AKP iktidarı, son yirmi yılda Kamu İhale Kanunu'nu yaklaşık 200 kez değiştirdiği yetmiyormuş gibi artık kanuna göre ihale değil, ihaleye göre kanun yapmaktadır. Öyle ki iktidarın paralel hazinesi konumunda olan Türkiye Varlık Fonu pek çok kanun gibi İhale Kanunu'ndan muaf tutulmuştur. Zaten meşru olmayan bir kurum olan Türkiye Varlık Fonunun Kamu İhale Kanunu'ndan muaf tutulması da kabul edilemez. Kanunda asıl yöntem olarak belirtilen açık ihalelerin son yıllarda yüzde 51'e kadar düşmesi kabul edilemez. Kamu ihalelerinde esas olan açık ihale usulüdür. Artık, açık ihale usulünden vazgeçilerek pazarlık yoluyla ihale usulü benimsenmeye, dolayısıyla kanunun getiriliş amacı göz ardı edilerek belli kişi ve gruplar arasında ihale usulü yaygınlık kazanmıştır, âdeta adrese teslim ihaleler yapılmaktadır. Burada bir grafik var; Uluslararası Şeffaflık Derneğinin yayınladığı grafikte, gördüğünüz gibi, turkuaz renkte olanlar açık ihaleyle yapılanlar, sarı olanlar belli istatistiklerle yapılanlar, kiremit rengi olanlar pazarlık usulü, diğerleri de istisna kapsamı ve doğrudan temindir. Aslında burada iki şey dikkat çekmektedir: Birincisi, 2004'ten 2011 yılına kadar olan grafik, diğeri de 2012 yılından günümüze kadar olan grafiktir. Burada, aslında 2004'ten 2010'a kadar süren süreçte açık ihalelerin biraz daha fazla olduğu, biraz daha şeffaflık olduğu ama 2011'de bunun hızlı bir düşüş sergilediği... Aslında, burada, yine, aynı, 2012'den sonra açık ihale oranları artıyor, daha sonra, 2016'dan sonra da hızla düşerek yüzde 51'lere kadar düşüyor. Bunun en büyük nedenlerinden biri de Kürt sorununda dayatılan çözümsüzlüktür. Aslında, burada 2004'ten 2010'a kadar süren Oslo görüşmelerinin etkisini görmek mümkündür çünkü devlette biraz daha demokratikleşme vardır, biraz daha şeffaflık vardır, bu anlamda kendi yandaşlarına peşkeş çekme oranı biraz daha düşüktür ama Oslo süreci bitince 2010'un sonunda, çatışmalar başlayınca, ortam bulanıklaşınca yine aynı şekilde şeffaflık yok oluyor demokratikleşmeyle birlikte. İktidar, yandaşlarına halkın bütçesini biraz daha peşkeş çekmeye çalışıyor. Yine, 2012 ile 2016 arasında da yürütülen çözüm süreci aynı şekilde ihale usulünü yükseltiyor. Demokratikleşme, şeffaflaşma işi biraz daha açık şekilde yükseliyor; açık ihale yüzde 74-75'lere kadar çıkıyor ancak 2015'te çözüm süreci rafa kaldırıldıktan sonra hızla düşüyor açık ihale usulü, kiremit alanlar, pazarlık usulüyle olan alanlar artıyor ve açık ihale yüzde 51'lere kadar düşüyor.

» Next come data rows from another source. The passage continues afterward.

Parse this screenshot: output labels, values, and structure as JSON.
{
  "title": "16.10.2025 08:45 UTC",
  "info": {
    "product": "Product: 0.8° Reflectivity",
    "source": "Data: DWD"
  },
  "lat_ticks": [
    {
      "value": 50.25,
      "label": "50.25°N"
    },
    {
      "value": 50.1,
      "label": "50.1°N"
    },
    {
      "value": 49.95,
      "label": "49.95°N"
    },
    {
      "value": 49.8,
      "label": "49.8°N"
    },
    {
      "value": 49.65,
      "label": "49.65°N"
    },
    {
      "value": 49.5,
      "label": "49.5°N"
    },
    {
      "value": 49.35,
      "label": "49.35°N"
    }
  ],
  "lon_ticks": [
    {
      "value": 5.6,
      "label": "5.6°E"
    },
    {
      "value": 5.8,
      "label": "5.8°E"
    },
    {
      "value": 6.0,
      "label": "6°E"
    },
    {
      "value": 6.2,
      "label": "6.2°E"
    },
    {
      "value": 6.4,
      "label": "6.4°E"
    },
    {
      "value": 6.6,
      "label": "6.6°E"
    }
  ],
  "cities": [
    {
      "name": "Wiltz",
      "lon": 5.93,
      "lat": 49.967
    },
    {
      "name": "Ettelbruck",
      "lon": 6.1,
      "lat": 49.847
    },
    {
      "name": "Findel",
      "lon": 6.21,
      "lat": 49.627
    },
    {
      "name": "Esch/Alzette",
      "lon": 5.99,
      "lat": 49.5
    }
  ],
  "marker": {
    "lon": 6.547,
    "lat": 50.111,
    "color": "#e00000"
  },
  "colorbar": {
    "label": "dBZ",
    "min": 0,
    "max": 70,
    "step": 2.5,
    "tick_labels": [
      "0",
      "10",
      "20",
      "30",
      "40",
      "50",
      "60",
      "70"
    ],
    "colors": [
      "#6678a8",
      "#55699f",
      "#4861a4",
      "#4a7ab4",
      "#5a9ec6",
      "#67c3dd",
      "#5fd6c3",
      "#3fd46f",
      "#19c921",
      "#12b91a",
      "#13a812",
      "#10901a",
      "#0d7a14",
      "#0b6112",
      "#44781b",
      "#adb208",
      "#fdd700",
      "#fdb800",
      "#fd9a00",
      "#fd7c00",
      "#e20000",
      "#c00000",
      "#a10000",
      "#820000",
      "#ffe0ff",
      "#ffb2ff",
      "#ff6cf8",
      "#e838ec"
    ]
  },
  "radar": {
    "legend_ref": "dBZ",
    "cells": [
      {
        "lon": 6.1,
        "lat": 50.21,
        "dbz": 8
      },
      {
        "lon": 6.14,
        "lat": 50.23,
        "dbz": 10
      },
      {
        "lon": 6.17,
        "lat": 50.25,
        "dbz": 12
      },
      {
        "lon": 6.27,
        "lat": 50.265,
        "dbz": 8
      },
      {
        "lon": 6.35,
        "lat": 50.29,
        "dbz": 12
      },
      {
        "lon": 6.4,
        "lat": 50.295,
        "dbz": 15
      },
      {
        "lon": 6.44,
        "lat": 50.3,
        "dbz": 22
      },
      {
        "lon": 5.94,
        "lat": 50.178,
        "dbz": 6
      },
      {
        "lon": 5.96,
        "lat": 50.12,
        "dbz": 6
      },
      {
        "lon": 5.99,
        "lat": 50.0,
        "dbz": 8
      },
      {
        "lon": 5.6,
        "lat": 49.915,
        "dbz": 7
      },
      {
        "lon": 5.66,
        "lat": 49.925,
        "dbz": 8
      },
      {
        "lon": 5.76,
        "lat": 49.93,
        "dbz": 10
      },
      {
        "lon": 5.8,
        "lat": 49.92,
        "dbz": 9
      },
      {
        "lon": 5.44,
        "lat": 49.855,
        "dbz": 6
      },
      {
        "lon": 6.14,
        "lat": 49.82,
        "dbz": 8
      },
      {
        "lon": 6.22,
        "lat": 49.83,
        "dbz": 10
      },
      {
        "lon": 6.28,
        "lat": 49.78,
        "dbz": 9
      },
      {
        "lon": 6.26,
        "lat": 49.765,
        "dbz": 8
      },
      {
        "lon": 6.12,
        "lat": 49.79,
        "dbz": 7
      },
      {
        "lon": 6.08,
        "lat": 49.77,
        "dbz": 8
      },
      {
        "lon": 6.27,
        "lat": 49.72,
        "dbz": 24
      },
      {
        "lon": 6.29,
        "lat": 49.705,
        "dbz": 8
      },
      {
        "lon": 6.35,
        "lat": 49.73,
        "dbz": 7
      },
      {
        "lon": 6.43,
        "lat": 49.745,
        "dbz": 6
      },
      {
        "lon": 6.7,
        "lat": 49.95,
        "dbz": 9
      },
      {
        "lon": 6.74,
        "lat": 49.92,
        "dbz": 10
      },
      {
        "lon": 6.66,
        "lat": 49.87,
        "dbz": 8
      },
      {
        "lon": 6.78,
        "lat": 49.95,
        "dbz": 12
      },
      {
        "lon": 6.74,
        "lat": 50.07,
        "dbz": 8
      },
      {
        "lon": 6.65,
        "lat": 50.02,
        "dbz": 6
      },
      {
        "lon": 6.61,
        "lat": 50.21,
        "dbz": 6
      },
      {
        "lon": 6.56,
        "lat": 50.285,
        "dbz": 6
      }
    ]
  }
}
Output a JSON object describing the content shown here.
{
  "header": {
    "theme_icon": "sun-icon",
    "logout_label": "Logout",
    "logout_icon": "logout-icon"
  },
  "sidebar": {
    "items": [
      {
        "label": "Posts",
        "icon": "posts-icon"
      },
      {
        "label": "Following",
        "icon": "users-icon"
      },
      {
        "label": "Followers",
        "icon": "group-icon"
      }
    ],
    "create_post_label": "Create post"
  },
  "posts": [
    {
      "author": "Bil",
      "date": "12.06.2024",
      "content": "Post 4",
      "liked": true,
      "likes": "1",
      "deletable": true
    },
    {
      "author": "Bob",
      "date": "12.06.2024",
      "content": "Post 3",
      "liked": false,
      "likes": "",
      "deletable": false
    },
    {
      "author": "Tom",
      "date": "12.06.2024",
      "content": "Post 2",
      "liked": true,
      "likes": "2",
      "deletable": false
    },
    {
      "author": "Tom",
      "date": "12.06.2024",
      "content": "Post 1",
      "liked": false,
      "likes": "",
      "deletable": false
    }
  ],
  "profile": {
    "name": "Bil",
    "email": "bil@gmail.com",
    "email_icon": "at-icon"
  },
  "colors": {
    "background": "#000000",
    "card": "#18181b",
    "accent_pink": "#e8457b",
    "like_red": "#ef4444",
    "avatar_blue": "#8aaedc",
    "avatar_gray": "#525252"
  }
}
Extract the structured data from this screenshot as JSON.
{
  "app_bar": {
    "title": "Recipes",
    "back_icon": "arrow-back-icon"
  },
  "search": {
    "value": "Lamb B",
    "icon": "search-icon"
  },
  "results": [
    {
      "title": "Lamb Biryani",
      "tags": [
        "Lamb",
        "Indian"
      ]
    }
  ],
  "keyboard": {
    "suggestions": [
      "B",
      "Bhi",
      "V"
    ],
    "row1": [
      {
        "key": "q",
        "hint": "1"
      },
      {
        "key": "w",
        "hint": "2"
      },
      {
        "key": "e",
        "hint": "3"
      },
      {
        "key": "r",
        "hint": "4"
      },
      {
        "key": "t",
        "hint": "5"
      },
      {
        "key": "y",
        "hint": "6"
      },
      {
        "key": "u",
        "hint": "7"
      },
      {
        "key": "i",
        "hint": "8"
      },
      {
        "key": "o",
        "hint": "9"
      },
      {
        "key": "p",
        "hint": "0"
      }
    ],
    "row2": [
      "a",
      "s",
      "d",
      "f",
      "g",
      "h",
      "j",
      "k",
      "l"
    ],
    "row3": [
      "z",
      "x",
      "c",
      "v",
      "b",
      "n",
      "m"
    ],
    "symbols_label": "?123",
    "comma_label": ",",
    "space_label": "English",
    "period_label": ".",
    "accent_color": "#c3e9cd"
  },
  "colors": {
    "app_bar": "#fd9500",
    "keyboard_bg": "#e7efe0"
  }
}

Tabii, bu, aslında neden iktidarın ve ortaklarının Kürt sorununda çözüm sürecinde ısrarcı olmamasının, çatışmalarda ısrarcı olmasının aynı şekilde göstergesidir? Tabii, baktığımızda, bundan dolayıdır ki AKP ve ortakları çözüm sürecini buzdolabında tutmaya da ısrar etmektedir. Kürt sorununda çatışma ve şiddette ısrar ediyorlar. Daha çok şiddet, ölüm, gözyaşı, kendileri ve yandaşları için daha çok vurgun ve sermaye demektir. Bizler de Kürt sorununun demokratik ve onurlu bir barışla çözümü için bir an önce adım atılmasını ısrarla talep ediyoruz, her fırsatta da dile getiriyoruz. Türkiye'de Kürt sorununun çözülmesi demek, demokratik işleyişin bütün kurallarıyla işlemesi demektir; insan hak ve özgürlüklerinin, şeffaflığın, toplumsal huzurun, ekonominin işlemesi ve düzelmesi demektir; en önemlisi çatışmaların, ölümlerin, şiddetin ve akan gözyaşlarının durması demektir, halkların barış içinde bir arada yaşaması demektir.
Değerli milletvekilleri, kamu idareleri, pazarlık yöntemiyle gerçekleştirilen ihaleler kapsamında 2010-2023 döneminde, son on üç yılda 372.426 sözleşmeye imza atarken ihalelerin toplam maliyeti de 548 milyar 375 milyonla ifade edilmektedir. Rekabetin sağlanamadığı ihalelerde kamu lehine indirim oranı yalnızca yüzde 13'te kalmıştır. Bunda en büyük payı da TOKİ, Karayolları Genel Müdürlüğü ve Altyapı Yatırım Genel Müdürlüğü almıştır.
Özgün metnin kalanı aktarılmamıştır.